A few weeks ago, when my gravel bike was in the shop and my old mtb was sidelined with a seized derailleur (always clean your bike after you ride in the snow!), I took my vintage Raleigh out for a spin along the Harvest Moon Trail.
The Raleigh is built for comfort, not for speed, but the big narrow tires gather up the kilometres and tuck them away easily. It was just sunset when I coasted down Main St., easily navigating through low evening traffic to the entrance of the Harvest Moon Trail at Eaves Hollow. The Harvest Moon Trail is a 110 km reclaimed railbed trail that starts in Annapolis Royal and ends in Grand Pre. From Grand Pre to Waterville, it’s for non-motorized users only. After that, it’s open to, and dominated by, motorized users.
Needless to say, I spend most of my cycling time on the part of the trail closed to ATVs and dirt bikes.

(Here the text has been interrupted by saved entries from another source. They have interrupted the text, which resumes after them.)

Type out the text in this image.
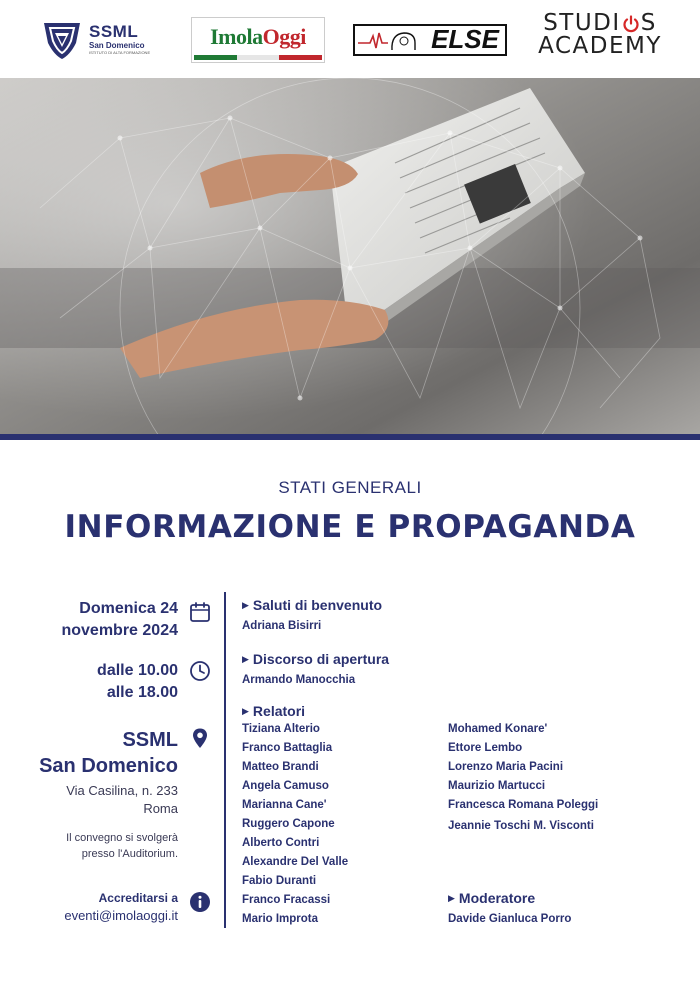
SSML
San Domenico
ISTITUTO DI ALTA FORMAZIONE
Imola Oggi	ELSE
STUDI S
ACADEMY
STATI GENERALI
INFORMAZIONE E PROPAGANDA
Domenica 24
novembre 2024
dalle 10.00
alle 18.00
SSML
San Domenico
Via Casilina, n. 233
Roma
Il convegno si svolgerà
presso l'Auditorium.
Accreditarsi a
eventi@imolaoggi.it
▶ Saluti di benvenuto
Adriana Bisirri
▶ Discorso di apertura
Armando Manocchia
▶ Relatori
Tiziana Alterio
Franco Battaglia
Matteo Brandi
Angela Camuso
Marianna Cane'
Ruggero Capone
Alberto Contri
Alexandre Del Valle
Fabio Duranti
Franco Fracassi
Mario Improta
Mohamed Konare'
Ettore Lembo
Lorenzo Maria Pacini
Maurizio Martucci
Francesca Romana Poleggi
Jeannie Toschi M. Visconti
▶ Moderatore
Davide Gianluca Porro
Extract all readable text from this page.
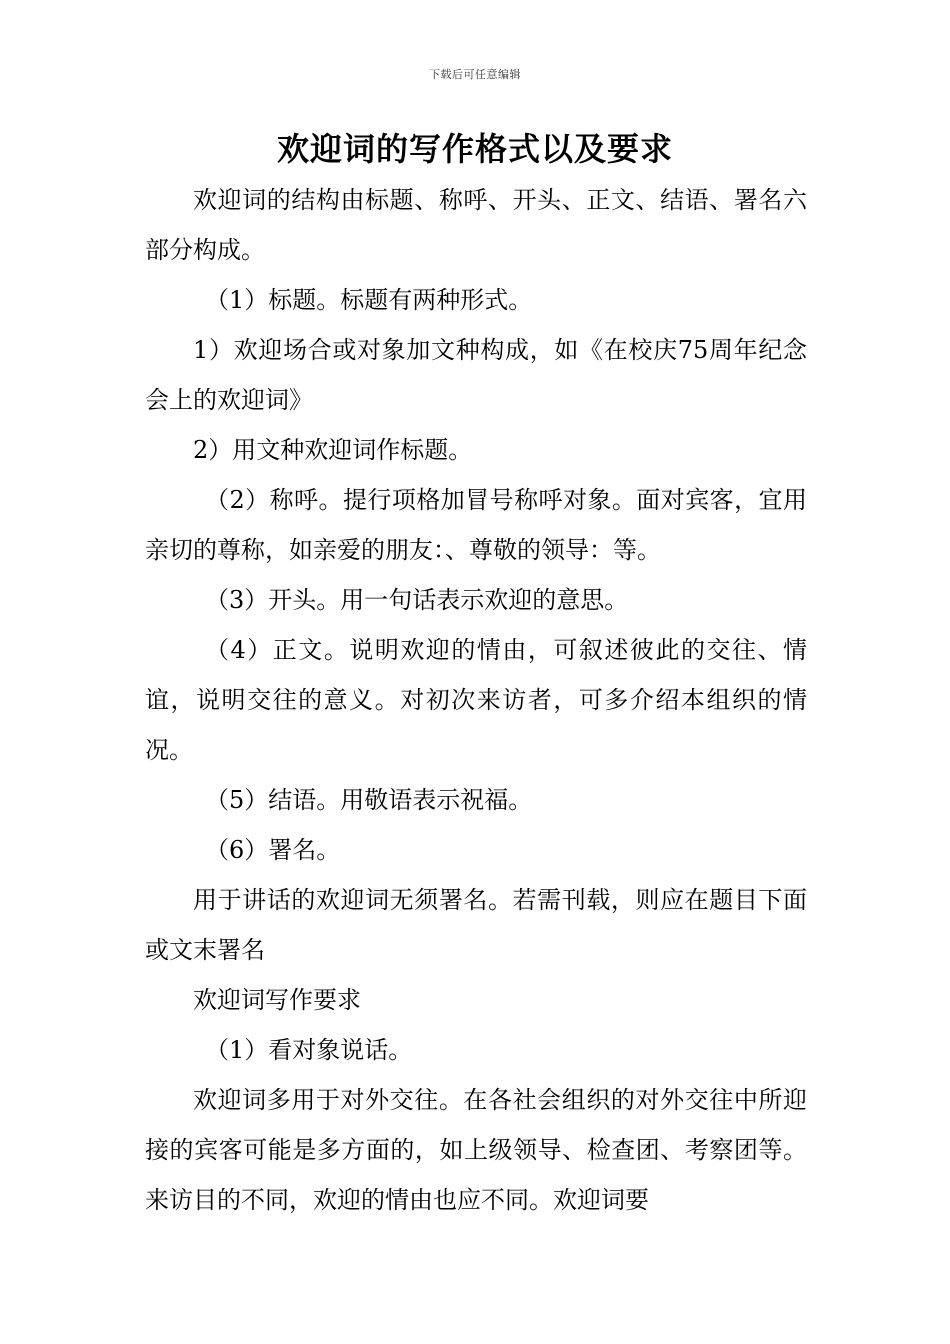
下载后可任意编辑
欢迎词的写作格式以及要求

欢迎词的结构由标题、称呼、开头、正文、结语、署名六部分构成。

（1）标题。标题有两种形式。

1）欢迎场合或对象加文种构成，如《在校庆75周年纪念会上的欢迎词》

2）用文种欢迎词作标题。

（2）称呼。提行项格加冒号称呼对象。面对宾客，宜用亲切的尊称，如亲爱的朋友：、尊敬的领导：等。

（3）开头。用一句话表示欢迎的意思。

（4）正文。说明欢迎的情由，可叙述彼此的交往、情谊，说明交往的意义。对初次来访者，可多介绍本组织的情况。

（5）结语。用敬语表示祝福。

（6）署名。

用于讲话的欢迎词无须署名。若需刊载，则应在题目下面或文末署名

欢迎词写作要求

（1）看对象说话。

欢迎词多用于对外交往。在各社会组织的对外交往中所迎接的宾客可能是多方面的，如上级领导、检查团、考察团等。来访目的不同，欢迎的情由也应不同。欢迎词要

Last summer I had the opportunity to cycle the entire trail from Annapolis Royal to Grand Pre with some friends. The journey is a passage through what amounts to the back yards of many Valley communities. Along the way are boarded-up warehouses once bustling with wagons and trucks, loading and unloading barrels and boxes of produce. Here economic history has left its mark, the abandoned rail switch markers being only the beginning. Rusting machinery, crumbling concrete, fallen fences, and collapsed buildings lurk in the trees and grasses.
Granted, there are also views of many gloriously productive fields of vegetables (you can smell the onions growing, yes, you can), fruit trees in bloom and, when the time is right, heavy with fruit, calm pastures of fat cattle, even a slow flowing river or two. But the main theme close along the way is of forgetfulness and decay.
The part of the trail where I spend most of my riding time is behind New Minas “The Shopping Centre of the Valley”, infamous for impermeable surfaces, traffic noise, fast food, and too many entrances to the road for motorized vehicle safety, let alone bicycles. New Minas grew up quickly in the 1970s and it shows. It still wears disco pants. The same disco pants it was wearing in the ‘70s when I lived there. And rode my bike. I rarely ride a bicycle through New Minas anymore.
Except on the trail. Behind New Minas, there is a secret. It’s gravel pits, machine graveyards, and the sewage treatment plant. But it’s also open fields, a remnant forest full of singing birds, and many small streams and ponds. And though I hate to admit it, the best thing about it is, it’s paved! You roll along real nice on smooth pavement a car tire has never touched. You can stop and pick berries alongside the trail, and at dusk there’s usually a deer or six grazing in the tall grass along a stream.
So I had my vintage Raleigh out, cruising like 1975 along that glossy asphalt, to the tune of a wee fender rattle accompanied by occasional ball-bearing percussion and the string-section hum of tires. And suddenly I couldn’t hear any of that, or the traffic hum from the highway crossing, or the wind or even the birds. Rising from the ponds, so loud you could almost feel it on your skin, so intense it was like a barrier in the air, emerged the song of Peeper frogs.
Now people talk a lot about birds and silence and mines and canaries but frogs – frogs are a bellwether, too. Frogs “drink” through their skin, so that largest organ, the integument, is exposed to whatever contaminants are present in the environment. That there were enough frogs in those muddy ponds and urban-fed streams to make this kind of noise – song that blocked out all the human-made noise, if only in this backyard, secret place - among all this evidence of human disturbance and neglect was a revelation. Oh, certainly where there are birds, there is hope. But where there are frogs – there is life.
PS My intention is to publish once weekly, or Monday or Sunday, depending on my work schedule. Apparently sometimes life chaos interferes even with this simple routine. My apologies. Hope you enjoyed this.